In the rocky foothills of California, from Sonoma wine country to the snow-covered crests of the Sierra, a small, unassuming wildflower is quietly teaching scientists how to save thousands of plant species from the grip of climate change. The mountain jewelflower (Streptanthus tortuosus) appears hardy enough to thrive almost anywhere—yet researchers at UC Davis have discovered it is surprisingly vulnerable to the very shifts it has survived for millennia.

This vulnerability matters because California's climate is changing faster than the plants that depend on ancient rainfall patterns. Since 1960, the state's wet season has drifted later into fall, with rain and snow that once arrived in October now often held back until November or December. For a wildflower whose seeds are tuned to germinate at a precise moment, this shift pulls the rug out from under survival itself.

Jennifer Gremer, an associate professor in UC Davis's Department of Evolution and Ecology, has spent a decade studying California's jewelflowers alongside her colleagues Julin Maloof, Sharon Strauss, and Johanna Schmitt. Their work is rooted in a decade-long insight: plants living in unpredictable climates have evolved ingenious ways to bet on the future. During earlier research in the Sonoran Desert, Gremer found that annual flowers like the Mojave Desert star produce seeds that germinate on different schedules—some waiting one year, others up to twelve years—ensuring that drought cannot wipe out an entire species in a single season.
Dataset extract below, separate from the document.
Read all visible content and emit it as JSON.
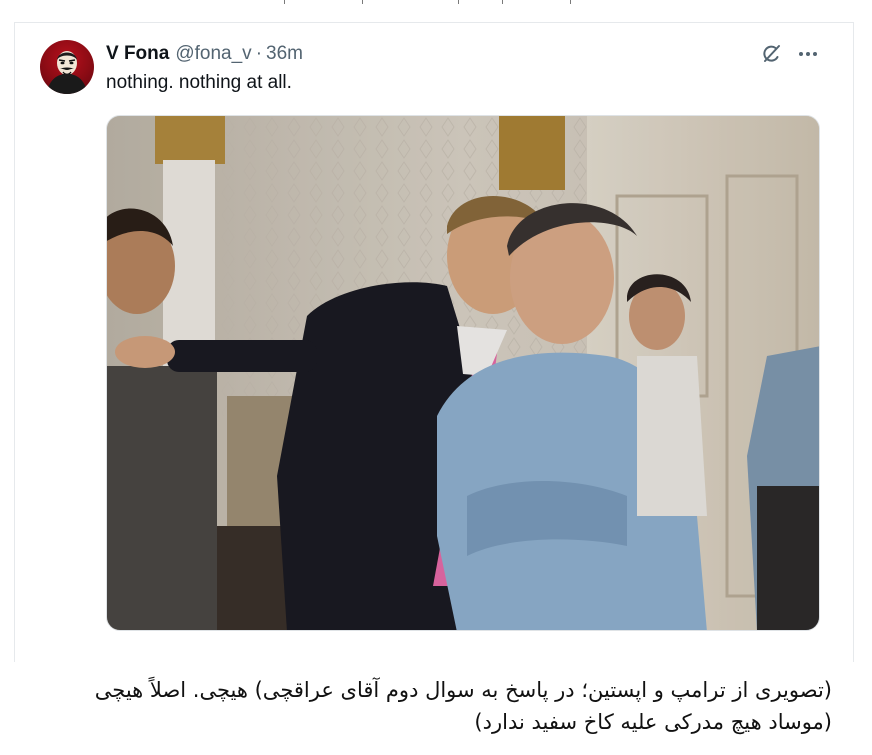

Jewelflowers present a natural experiment in climate adaptation. California harbors more than thirty species of these ornate wildflowers, thought to have evolved from a single ancestral desert species. While the mountain jewelflower roams across an impressive range of local climates, jewelflowers collectively inhabit an even more remarkable span, from northern Mexico through California, Oregon, Arizona, and Nevada. Each species occupies distinct niches: some flourish on sun-bathed rocky slopes, others have adapted to metal-rich serpentine soils that poison many plants.

By studying how jewelflower seeds germinate and how that germination shapes their later success, Gremer and her team hope to unlock lessons applicable far beyond a single species. California harbors thousands of native plants whose survival is interwoven with countless birds, insects, and entire ecosystems. The task of shepherding all of them through climate change is potentially overwhelming—but understanding how jewelflowers adapt could provide a roadmap.

"Our goal is for our insights to be applicable to many different species," Maloof said, capturing the ambition of their research. The insights gained from jewelflowers could identify other at-risk species and help them adapt to a rapidly shifting climate. In this quiet work—examining seeds, measuring germination timing, and reading the stories plants have written into their biology—lies the possibility of protecting not just a flower, but entire California ecosystems poised on the edge of change.